IN THE CANADIAN FORCES
I’m Corporal Nicholas Glas. I’m from London, Ontario. I’m a military policeman and I’m currently posted to Borden, Ontario.
And I’m Master Seaman Tanya Gazzellone from St. John, New Brunswick. I’m a Military Police investigator working with the Canadian Forces National Investigation Service in Edmonton, Alberta.
GAZZELLONE: Military Police are sworn to uphold the laws of Canada and the code of service discipline and dedicated to serving a global community of 90,000 regular and reserve-force soldiers, air crews and sailors.
We handle everything from Internet cyber security to dockside patrols, from guarding our diplomatic missions overseas to directing traffic on convoy. Whether it’s investigating a domestic disturbance or a theft on base or securing and transporting enemy detainees, Canada’s Military Police members have a vital role to play.
GLAS: Soldiers are there to protect Canada, but somebody needs to protect the soldier and as a Military Police member, you’re protecting those who protect Canada.
GAZZELLONE: On deployment, we go wherever our troops go right up to the forward operating bases when needed and we work with foreign law enforcement to help train and improve their ranks.
GLAS: You’re constantly learning new skill sets, facing new challenges and upgrading your proficiencies.
I wanted the policing job and I also wanted to be a soldier. I still wanted to be able to deploy and I found that the Military Police trade was the best opportunity for that. I could serve my community, serve the military community and, as well I could still serve abroad, serve Canada as a soldier.
GAZZELLONE: There are great opportunities for specialized postings such as providing close protection for VIPs, providing security at one of Canada’s embassies overseas, working plainclothes or undercover in one of our specialized investigative units, being an Air Marshall or providing mentoring to police forces in other countries.
GLAS: You could be working in Beijing, China, London, England, basically anywhere in the world where there’s a Canadian embassy. There’s a chance that you could find yourself posted there if you wanted it.
GAZZELLONE: Before you can enrol in the Forces as a Military Police recruit, you’ll have to complete a community college diploma in Law and Security Administration, Police Foundations or a similar program from a recognized community college or CEGEP.
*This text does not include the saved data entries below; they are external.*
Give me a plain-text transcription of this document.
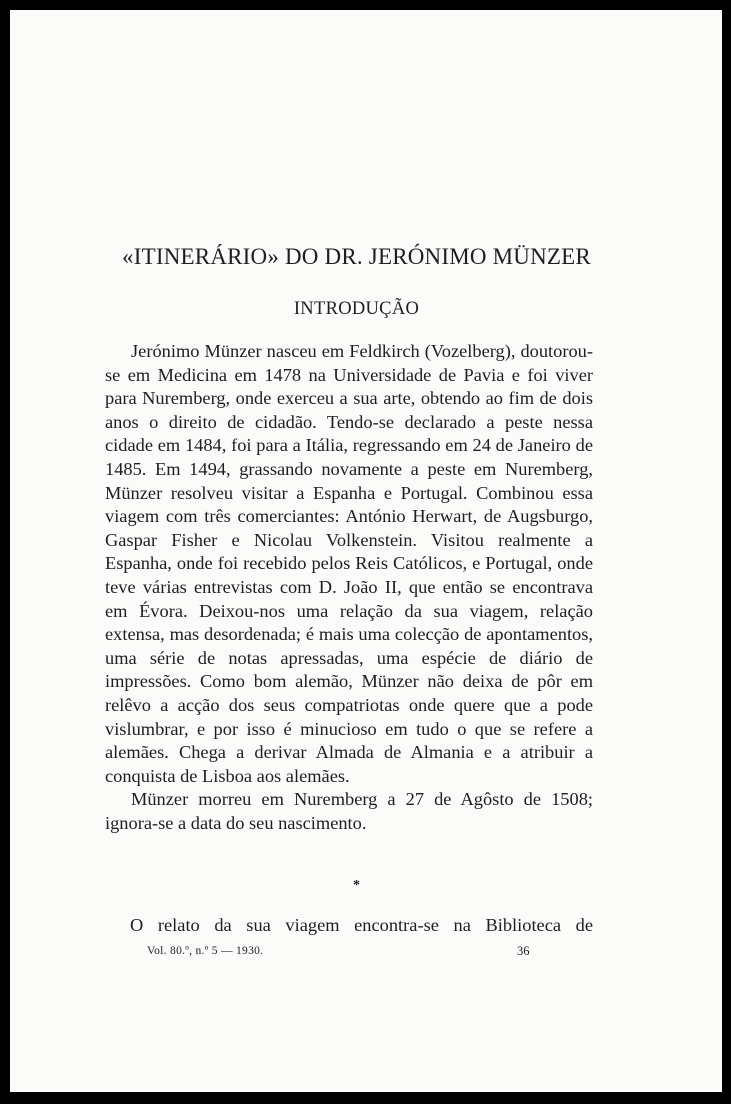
«ITINERÁRIO» DO DR. JERÓNIMO MÜNZER
INTRODUÇÃO

Jerónimo Münzer nasceu em Feldkirch (Vozelberg), doutorou-se em Medicina em 1478 na Universidade de Pavia e foi viver para Nuremberg, onde exerceu a sua arte, obtendo ao fim de dois anos o direito de cidadão. Tendo-se declarado a peste nessa cidade em 1484, foi para a Itália, regressando em 24 de Janeiro de 1485. Em 1494, grassando novamente a peste em Nuremberg, Münzer resolveu visitar a Espanha e Portugal. Combinou essa viagem com três comerciantes: António Herwart, de Augsburgo, Gaspar Fisher e Nicolau Volkenstein. Visitou realmente a Espanha, onde foi recebido pelos Reis Católicos, e Portugal, onde teve várias entrevistas com D. João II, que então se encontrava em Évora. Deixou-nos uma relação da sua viagem, relação extensa, mas desordenada; é mais uma colecção de apontamentos, uma série de notas apressadas, uma espécie de diário de impressões. Como bom alemão, Münzer não deixa de pôr em relêvo a acção dos seus compatriotas onde quere que a pode vislumbrar, e por isso é minucioso em tudo o que se refere a alemães. Chega a derivar Almada de Almania e a atribuir a conquista de Lisboa aos alemães.

Münzer morreu em Nuremberg a 27 de Agôsto de 1508; ignora-se a data do seu nascimento.

*
O relato da sua viagem encontra-se na Biblioteca de
Vol. 80.º, n.º 5 — 1930.	36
GLAS: If you’re accepted, you’ll undergo basic military training in Quebec, then head to the Canadian Forces Military Police Academy at CFB Borden in Ontario.
GAZZELLONE: The course at the Academy lasts 6 months . You’ll learn the basics of Canadian military and civilian law, emergency response, conflict mitigation, crime scene investigation and use of force. You’ll also learn the role of the Military Police in the Forces, in the community, in the courtroom and on the battlefield.
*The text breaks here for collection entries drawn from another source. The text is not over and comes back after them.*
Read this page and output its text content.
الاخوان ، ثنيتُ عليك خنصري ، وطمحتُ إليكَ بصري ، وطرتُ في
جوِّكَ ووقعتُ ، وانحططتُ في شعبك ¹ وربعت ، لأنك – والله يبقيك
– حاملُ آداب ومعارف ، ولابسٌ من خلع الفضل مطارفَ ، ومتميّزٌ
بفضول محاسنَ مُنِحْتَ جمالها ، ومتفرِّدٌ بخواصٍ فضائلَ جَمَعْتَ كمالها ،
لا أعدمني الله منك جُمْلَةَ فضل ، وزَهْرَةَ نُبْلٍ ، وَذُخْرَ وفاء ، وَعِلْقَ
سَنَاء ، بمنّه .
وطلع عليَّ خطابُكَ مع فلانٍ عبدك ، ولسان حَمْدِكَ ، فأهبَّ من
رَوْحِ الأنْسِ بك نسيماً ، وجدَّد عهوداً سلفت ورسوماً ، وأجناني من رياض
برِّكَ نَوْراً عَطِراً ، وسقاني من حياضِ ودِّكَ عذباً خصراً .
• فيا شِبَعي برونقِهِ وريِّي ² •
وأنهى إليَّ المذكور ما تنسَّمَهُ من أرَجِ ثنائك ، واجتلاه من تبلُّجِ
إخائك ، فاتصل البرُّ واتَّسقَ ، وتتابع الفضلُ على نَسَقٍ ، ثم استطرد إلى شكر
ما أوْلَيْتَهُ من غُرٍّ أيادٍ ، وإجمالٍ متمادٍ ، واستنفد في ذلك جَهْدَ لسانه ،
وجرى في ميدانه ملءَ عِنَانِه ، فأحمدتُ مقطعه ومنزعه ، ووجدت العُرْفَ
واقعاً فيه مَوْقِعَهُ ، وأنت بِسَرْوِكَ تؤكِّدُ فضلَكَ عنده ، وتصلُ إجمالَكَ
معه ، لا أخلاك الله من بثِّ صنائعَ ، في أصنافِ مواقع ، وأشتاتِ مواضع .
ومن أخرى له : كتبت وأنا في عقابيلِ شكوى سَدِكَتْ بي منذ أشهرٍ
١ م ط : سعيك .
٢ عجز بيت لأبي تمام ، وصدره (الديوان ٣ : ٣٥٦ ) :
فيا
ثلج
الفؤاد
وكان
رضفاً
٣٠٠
GLAS: When you graduate from the Academy, you’ll be posted to your first detachment.
GAZZELLONE: Your first year as a provisional member of the Military Police is spent under close supervision at a police detachment on a Forces base in Canada. You’ll have a long list of benchmarks to pass to ensure you’re up to the job.
You’ll have coach officers assigned to you as you work with other members toward your official certification.
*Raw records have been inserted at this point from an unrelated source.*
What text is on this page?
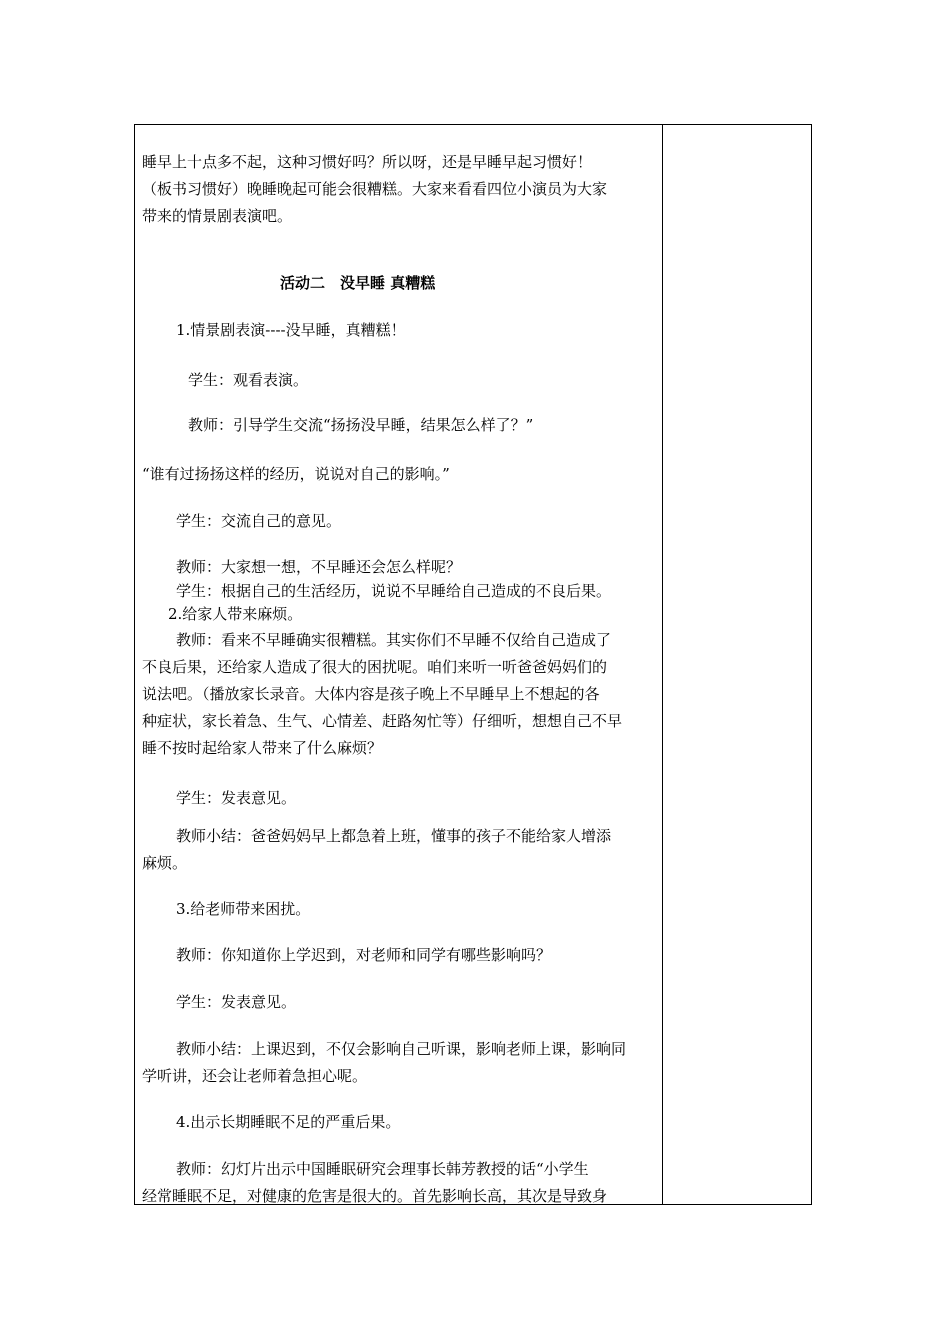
睡早上十点多不起，这种习惯好吗？所以呀，还是早睡早起习惯好！
（板书习惯好）晚睡晚起可能会很糟糕。大家来看看四位小演员为大家
带来的情景剧表演吧。
活动二　没早睡 真糟糕
1.情景剧表演----没早睡，真糟糕！
学生：观看表演。
教师：引导学生交流“扬扬没早睡，结果怎么样了？”
“谁有过扬扬这样的经历，说说对自己的影响。”
学生：交流自己的意见。
教师：大家想一想，不早睡还会怎么样呢？
学生：根据自己的生活经历，说说不早睡给自己造成的不良后果。
2.给家人带来麻烦。
教师：看来不早睡确实很糟糕。其实你们不早睡不仅给自己造成了
不良后果，还给家人造成了很大的困扰呢。咱们来听一听爸爸妈妈们的
说法吧。（播放家长录音。大体内容是孩子晚上不早睡早上不想起的各
种症状，家长着急、生气、心情差、赶路匆忙等）仔细听，想想自己不早
睡不按时起给家人带来了什么麻烦？
学生：发表意见。
教师小结：爸爸妈妈早上都急着上班，懂事的孩子不能给家人增添
麻烦。
3.给老师带来困扰。
教师：你知道你上学迟到，对老师和同学有哪些影响吗？
学生：发表意见。
教师小结：上课迟到，不仅会影响自己听课，影响老师上课，影响同
学听讲，还会让老师着急担心呢。
4.出示长期睡眠不足的严重后果。
教师：幻灯片出示中国睡眠研究会理事长韩芳教授的话“小学生
经常睡眠不足，对健康的危害是很大的。首先影响长高，其次是导致身
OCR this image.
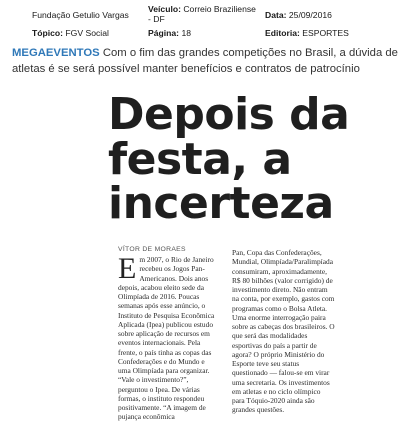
Fundação Getulio Vargas
Veículo: Correio Braziliense - DF	Data: 25/09/2016
Tópico: FGV Social	Página: 18	Editoria: ESPORTES
MEGAEVENTOS Com o fim das grandes competições no Brasil, a dúvida de atletas é se será possível manter benefícios e contratos de patrocínio
Depois da festa, a incerteza
VÍTOR DE MORAES
Em 2007, o Rio de Janeiro recebeu os Jogos Pan-Americanos. Dois anos depois, acabou eleito sede da Olimpíada de 2016. Poucas semanas após esse anúncio, o Instituto de Pesquisa Econômica Aplicada (Ipea) publicou estudo sobre aplicação de recursos em eventos internacionais. Pela frente, o país tinha as copas das Confederações e do Mundo e uma Olimpíada para organizar. “Vale o investimento?”, perguntou o Ipea. De várias formas, o instituto respondeu positivamente. “A imagem de pujança econômica
Pan, Copa das Confederações, Mundial, Olimpíada/Paralimpíada consumiram, aproximadamente, R$ 80 bilhões (valor corrigido) de investimento direto. Não entram na conta, por exemplo, gastos com programas como o Bolsa Atleta. Uma enorme interrogação paira sobre as cabeças dos brasileiros. O que será das modalidades esportivas do país a partir de agora? O próprio Ministério do Esporte teve seu status questionado — falou-se em virar uma secretaria. Os investimentos em atletas e no ciclo olímpico para Tóquio-2020 ainda são grandes questões.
GLAS: Once that initial year is up, you ride on your own and you’re able to get into more diverse training and experiences in the Military Police trade.
GAZZELLONE: My first posting was CFB Petawawa. I really truly enjoyed my time as a patrolman there. The rush of a 911 is incredible.
GLAS: Within a detachment, you could be working as a court liaison officer, general investigations section. We have drug units, we have undercover operators – the sky’s the limit essentially.
GAZZELLONE: Currently, I’m an investigator with the Canadian Forces National Investigation Service. On a day-to-day basis, I could be tasked to investigate the more serious offenses, such things as sexual assaults, frauds or sudden deaths.
Policing in the military is definitely different that policing on civilian street. I joined the Forces because I wanted to live the adventure and that’s exactly what I’ve done so far. I’ve had opportunity to be on ships, to be in the field, on Air Force bases and Army bases.
GLAS: You know, there’s no greater satisfaction than going home at the end of the day knowing that you did something good. If the day’s been busy, you’ve been busy helping people. If the day’s been slow, then people haven’t needed your help and that’s just as satisfying.